Pretty much every provincially-regulated employer must pay premiums into WSIB. (Exceptions include federally-regulated industries such as airlines, railways, banks and telecommunications). Canada’s other provinces have similar schemes protecting employers from lawsuits arising from workplace injury.
If a worker does sue an employer, and that employer pays WSIB premiums, the employer can ask WSIAT to rule on whether the lawsuit is barred by the historic tradeoff. This is what happened after the former housekeeping supervisor quit her job in 2018 in Niagara Falls.
Now the Divisional Court has overturned the WSIAT decision, paving the way for a constructive dismissal lawsuit to proceed.
The Aug. 18, 2021 Divisional Court ruling is not on the merits of the lawsuit against the Niagara hotel.
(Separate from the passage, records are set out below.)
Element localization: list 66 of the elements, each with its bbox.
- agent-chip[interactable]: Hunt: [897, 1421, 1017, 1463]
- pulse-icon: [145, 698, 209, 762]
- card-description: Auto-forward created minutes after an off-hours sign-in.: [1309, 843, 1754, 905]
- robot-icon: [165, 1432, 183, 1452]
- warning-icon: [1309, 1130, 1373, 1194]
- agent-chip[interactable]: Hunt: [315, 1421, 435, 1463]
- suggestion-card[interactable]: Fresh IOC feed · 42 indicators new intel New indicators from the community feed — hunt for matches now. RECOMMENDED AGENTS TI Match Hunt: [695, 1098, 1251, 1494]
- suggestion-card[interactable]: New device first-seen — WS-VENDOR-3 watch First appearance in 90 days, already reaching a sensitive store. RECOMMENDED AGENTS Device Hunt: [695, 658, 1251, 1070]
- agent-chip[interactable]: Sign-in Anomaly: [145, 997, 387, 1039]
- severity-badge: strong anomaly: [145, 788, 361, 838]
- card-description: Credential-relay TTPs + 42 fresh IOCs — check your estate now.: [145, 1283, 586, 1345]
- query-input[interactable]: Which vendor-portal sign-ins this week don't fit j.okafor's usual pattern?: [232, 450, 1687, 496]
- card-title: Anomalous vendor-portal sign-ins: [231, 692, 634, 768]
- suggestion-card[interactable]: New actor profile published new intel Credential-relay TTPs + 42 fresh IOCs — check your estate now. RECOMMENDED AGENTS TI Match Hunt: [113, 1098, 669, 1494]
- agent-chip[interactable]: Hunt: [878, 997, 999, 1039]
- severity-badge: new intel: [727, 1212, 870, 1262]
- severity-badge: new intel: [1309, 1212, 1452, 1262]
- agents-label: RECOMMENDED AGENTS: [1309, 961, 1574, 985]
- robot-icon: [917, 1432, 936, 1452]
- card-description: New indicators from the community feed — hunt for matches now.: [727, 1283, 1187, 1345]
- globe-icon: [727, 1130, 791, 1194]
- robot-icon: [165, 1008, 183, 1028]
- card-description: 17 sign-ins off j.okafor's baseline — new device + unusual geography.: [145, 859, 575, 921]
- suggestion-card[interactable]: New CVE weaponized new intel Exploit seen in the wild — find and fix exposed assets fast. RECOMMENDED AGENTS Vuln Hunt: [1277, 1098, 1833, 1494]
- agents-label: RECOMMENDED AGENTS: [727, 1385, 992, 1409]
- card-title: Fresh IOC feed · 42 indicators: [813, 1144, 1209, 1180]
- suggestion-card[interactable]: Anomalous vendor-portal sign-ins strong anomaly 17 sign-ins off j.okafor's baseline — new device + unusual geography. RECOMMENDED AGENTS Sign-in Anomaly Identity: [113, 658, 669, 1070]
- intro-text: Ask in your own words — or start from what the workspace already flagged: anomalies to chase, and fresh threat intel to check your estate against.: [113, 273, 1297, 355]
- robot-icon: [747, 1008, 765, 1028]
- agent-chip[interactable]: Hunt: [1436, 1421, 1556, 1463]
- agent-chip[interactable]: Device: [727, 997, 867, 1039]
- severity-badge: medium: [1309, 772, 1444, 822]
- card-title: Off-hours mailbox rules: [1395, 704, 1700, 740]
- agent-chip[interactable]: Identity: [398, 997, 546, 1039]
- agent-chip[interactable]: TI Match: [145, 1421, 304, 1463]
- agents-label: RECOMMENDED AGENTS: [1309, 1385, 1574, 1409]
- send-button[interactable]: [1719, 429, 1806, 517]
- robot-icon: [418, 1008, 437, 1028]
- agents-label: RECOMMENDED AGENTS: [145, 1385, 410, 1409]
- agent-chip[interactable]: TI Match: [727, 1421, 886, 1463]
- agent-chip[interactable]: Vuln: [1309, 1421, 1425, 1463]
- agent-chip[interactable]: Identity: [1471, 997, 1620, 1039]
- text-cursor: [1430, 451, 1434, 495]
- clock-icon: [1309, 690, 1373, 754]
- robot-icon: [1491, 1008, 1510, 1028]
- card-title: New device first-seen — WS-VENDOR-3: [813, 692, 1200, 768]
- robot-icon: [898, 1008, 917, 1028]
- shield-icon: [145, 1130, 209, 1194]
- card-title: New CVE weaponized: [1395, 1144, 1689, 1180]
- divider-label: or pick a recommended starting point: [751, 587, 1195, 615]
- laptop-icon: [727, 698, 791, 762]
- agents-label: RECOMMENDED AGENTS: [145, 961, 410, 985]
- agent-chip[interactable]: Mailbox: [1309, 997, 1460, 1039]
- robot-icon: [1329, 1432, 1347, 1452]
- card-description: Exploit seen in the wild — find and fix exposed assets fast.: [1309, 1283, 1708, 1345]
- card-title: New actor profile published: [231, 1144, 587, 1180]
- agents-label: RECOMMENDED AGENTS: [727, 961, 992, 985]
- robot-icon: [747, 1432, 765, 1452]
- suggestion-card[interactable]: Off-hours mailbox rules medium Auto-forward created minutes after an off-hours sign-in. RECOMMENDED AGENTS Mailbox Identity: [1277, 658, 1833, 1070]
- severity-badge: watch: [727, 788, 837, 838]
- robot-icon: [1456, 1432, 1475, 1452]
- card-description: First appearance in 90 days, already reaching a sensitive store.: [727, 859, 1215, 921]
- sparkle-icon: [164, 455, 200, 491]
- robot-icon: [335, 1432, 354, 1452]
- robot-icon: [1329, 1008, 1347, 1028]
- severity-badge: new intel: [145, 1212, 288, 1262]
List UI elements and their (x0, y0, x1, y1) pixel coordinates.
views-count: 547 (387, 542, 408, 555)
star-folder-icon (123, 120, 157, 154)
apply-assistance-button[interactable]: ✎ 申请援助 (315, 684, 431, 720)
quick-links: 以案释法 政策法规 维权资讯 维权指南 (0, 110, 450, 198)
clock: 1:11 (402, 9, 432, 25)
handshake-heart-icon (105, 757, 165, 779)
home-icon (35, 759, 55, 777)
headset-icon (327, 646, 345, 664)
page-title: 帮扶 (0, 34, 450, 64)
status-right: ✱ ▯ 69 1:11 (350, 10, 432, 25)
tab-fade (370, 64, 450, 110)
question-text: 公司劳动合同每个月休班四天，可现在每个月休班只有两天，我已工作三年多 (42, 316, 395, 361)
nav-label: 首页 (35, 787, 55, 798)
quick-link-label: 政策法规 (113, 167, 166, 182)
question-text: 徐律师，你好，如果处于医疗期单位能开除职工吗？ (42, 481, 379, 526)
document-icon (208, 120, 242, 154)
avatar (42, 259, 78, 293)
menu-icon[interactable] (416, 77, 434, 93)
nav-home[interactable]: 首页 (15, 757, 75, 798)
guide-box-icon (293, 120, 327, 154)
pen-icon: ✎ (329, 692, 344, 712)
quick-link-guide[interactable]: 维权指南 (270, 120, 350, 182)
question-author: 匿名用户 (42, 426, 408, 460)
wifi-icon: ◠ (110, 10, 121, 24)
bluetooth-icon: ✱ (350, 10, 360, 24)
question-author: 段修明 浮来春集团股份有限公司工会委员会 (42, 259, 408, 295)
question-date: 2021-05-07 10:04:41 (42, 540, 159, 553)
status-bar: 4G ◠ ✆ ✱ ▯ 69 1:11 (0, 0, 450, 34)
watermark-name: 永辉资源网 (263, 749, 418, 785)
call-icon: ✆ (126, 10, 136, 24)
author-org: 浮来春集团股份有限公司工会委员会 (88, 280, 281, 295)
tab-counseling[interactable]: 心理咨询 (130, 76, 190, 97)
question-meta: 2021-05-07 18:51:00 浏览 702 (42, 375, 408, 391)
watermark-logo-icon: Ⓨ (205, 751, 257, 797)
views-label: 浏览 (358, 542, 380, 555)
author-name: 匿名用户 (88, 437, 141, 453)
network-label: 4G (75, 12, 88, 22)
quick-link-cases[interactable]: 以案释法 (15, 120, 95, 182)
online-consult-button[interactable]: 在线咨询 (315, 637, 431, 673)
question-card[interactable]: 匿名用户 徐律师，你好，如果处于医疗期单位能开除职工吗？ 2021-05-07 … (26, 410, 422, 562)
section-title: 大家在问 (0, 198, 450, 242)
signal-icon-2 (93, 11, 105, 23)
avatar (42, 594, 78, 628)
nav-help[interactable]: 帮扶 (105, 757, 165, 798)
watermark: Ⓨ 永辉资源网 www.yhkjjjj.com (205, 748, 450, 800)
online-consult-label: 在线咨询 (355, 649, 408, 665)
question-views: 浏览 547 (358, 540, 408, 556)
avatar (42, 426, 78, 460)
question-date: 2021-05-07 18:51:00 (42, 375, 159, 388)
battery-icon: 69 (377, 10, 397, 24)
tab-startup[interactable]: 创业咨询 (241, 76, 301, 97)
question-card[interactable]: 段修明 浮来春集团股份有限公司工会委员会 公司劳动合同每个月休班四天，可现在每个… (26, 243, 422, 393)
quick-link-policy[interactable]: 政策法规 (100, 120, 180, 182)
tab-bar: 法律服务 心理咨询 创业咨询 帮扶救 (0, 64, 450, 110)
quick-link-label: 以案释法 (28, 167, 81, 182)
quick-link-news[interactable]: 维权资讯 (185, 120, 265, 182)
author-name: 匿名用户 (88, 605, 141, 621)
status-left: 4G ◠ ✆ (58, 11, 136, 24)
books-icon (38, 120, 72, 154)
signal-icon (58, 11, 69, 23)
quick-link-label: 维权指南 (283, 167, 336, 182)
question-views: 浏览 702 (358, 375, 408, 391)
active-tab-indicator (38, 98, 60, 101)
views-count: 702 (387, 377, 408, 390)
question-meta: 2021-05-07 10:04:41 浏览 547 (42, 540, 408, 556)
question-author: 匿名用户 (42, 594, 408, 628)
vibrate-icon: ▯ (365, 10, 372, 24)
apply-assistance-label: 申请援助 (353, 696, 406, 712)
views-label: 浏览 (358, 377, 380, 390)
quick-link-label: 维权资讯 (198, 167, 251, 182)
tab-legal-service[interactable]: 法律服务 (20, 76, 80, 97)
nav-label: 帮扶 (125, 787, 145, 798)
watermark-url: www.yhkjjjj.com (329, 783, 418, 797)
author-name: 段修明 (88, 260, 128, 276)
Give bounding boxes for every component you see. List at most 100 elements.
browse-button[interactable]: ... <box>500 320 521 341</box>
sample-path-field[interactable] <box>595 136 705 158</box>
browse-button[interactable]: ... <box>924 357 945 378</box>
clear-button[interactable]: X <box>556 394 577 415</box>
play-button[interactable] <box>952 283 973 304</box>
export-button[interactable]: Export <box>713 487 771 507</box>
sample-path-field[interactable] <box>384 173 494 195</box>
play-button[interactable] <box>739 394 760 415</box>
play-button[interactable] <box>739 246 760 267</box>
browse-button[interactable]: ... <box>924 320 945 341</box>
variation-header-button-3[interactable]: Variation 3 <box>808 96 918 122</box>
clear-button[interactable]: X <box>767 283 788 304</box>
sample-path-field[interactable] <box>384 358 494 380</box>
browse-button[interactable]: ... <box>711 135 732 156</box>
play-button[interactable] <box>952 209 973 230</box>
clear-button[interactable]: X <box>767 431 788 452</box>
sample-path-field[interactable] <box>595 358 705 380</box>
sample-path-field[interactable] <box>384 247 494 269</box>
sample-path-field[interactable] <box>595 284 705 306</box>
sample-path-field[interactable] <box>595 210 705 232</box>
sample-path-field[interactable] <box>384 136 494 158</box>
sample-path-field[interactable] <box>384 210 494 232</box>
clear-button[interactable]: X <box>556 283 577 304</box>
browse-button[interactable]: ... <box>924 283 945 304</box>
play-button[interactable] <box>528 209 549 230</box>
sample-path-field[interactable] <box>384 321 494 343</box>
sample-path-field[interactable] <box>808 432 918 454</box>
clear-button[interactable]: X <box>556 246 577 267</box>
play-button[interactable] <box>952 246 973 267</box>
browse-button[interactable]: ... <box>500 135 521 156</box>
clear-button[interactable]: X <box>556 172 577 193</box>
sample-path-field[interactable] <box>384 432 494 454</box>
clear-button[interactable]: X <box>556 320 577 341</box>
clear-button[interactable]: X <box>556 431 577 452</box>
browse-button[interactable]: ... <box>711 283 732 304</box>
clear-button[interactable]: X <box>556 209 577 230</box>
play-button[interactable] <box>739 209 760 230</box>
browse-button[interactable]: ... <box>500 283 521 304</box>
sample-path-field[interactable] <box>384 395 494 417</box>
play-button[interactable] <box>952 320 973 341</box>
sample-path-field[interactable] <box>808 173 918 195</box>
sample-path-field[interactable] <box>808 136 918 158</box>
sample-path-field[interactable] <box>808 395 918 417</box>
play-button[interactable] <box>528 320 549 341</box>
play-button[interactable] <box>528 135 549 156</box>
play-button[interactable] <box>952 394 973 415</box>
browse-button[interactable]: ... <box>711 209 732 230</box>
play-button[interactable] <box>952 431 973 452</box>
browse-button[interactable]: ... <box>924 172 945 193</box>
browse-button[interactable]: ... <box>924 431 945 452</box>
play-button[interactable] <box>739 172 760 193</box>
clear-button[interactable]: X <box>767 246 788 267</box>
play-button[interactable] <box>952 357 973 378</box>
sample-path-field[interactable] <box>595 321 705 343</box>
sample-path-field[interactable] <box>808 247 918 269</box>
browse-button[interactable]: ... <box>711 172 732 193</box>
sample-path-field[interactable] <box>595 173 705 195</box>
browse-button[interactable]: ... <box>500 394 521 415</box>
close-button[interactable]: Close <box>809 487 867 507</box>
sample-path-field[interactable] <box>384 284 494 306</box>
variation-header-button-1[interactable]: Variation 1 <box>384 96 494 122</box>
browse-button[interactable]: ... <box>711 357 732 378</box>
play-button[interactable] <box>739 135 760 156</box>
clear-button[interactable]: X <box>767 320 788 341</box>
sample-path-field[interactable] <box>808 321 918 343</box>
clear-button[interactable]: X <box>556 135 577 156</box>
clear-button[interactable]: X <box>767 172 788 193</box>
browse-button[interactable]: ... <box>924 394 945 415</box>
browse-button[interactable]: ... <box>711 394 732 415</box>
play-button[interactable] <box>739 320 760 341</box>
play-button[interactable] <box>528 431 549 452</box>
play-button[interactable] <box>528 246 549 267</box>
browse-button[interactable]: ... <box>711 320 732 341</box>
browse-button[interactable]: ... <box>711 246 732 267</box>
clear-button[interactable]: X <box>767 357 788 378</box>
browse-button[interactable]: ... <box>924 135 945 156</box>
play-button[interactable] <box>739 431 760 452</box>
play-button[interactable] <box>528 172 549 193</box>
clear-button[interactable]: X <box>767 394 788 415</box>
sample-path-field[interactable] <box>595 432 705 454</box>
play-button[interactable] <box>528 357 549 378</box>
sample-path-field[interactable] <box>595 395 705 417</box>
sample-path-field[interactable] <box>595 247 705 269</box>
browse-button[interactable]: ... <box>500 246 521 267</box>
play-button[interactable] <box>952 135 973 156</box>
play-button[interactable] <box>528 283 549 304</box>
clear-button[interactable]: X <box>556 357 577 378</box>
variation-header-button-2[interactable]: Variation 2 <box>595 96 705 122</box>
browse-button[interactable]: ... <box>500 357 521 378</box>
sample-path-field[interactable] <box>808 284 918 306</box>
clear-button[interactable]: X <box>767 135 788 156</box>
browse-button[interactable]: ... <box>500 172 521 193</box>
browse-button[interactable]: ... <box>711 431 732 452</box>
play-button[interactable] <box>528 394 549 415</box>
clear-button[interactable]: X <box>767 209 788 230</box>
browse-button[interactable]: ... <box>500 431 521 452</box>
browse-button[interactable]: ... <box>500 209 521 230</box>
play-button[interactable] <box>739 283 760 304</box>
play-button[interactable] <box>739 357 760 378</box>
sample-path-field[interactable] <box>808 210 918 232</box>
Instead, it was merely a judicial review of the WSIAT decision that would have thrown the constructive dismissal lawsuit against the hotel out of court.
Under Ontario’s Workplace Safety and Insurance Act, chronic or traumatic mental stress is a type of injury.
But the Workplace Safety and Insurance Act offers no means of compensating claims for constructive dismissal, Justice Alexander Kurke wrote for the three-judge Divisional Court panel in its unanimous ruling.
A worker can sue for constructive dismissal if the employer’s treatment of a worker makes the employee’s continued employment “objectively intolerable,” Justice Kurke wrote.
This is due to an implied contract requiring an employer to treat workers with civility, decency, respect and dignity or that the work atmosphere will be conducive to the well-being of its employees.
Provided that a plaintiff is not improperly filing a constructive dismissal lawsuit to get around the historic trade-off of no-fault workers compensation coverage, then a constructive dismissal lawsuit should be permitted to proceed in Ontario “even where tort aspects of a claim are barred,” wrote Justice Kurke.
Unlike a typical personal injury lawsuit, a constructive dismissal lawsuit is a breach-of-contract case, rather than a tort case.
The Divisional Court cited numerous previous WSIAT rulings, some of which allowed lawsuits to proceed while others barred lawsuits. In one, an injured worker tried to sue his employer for breach of contract, alleging his employer breached its implied contractual duty to train him properly so as not to have an accident. That lawsuit was barred.
In Morningstar, the WSIAT noted that the former housekeeping supervisor’s lawsuit, for constructive dismissal, is based on allegations she was bullied and harassed severely enough to force her to take sick leave and resign. The allegations, if proven, are “inextricably linked” to claim for workplace injury with WSIB, the WSIAT ruled.
But the Divisional Court found that in the Morningstar case, WSIAT applied that “inextricably linked” test incorrectly.
There were actually two separate WSIAT rulings, both of which had the same outcome. The second ruling was a review, by a different vice-chair, of the first ruling.
The Divisional Court could have sent the Morningstar matter back to WSIAT for a second review but declined to do so.
“No purpose would be served in sending this matter back to a tribunal which twice arrived at or upheld the unreasonable conclusions that justify this review. The applicant brought suit more than three years ago, and her allegations relate to conduct that began more than five years ago. Given the substantial delay in the proceeding to this point, the mounting costs, and the need for both parties to collect and present evidence for the litigation, fairness dictates that the suit finally proceed without further avoidable delays,” Divisional Court Justice Kurke wrote.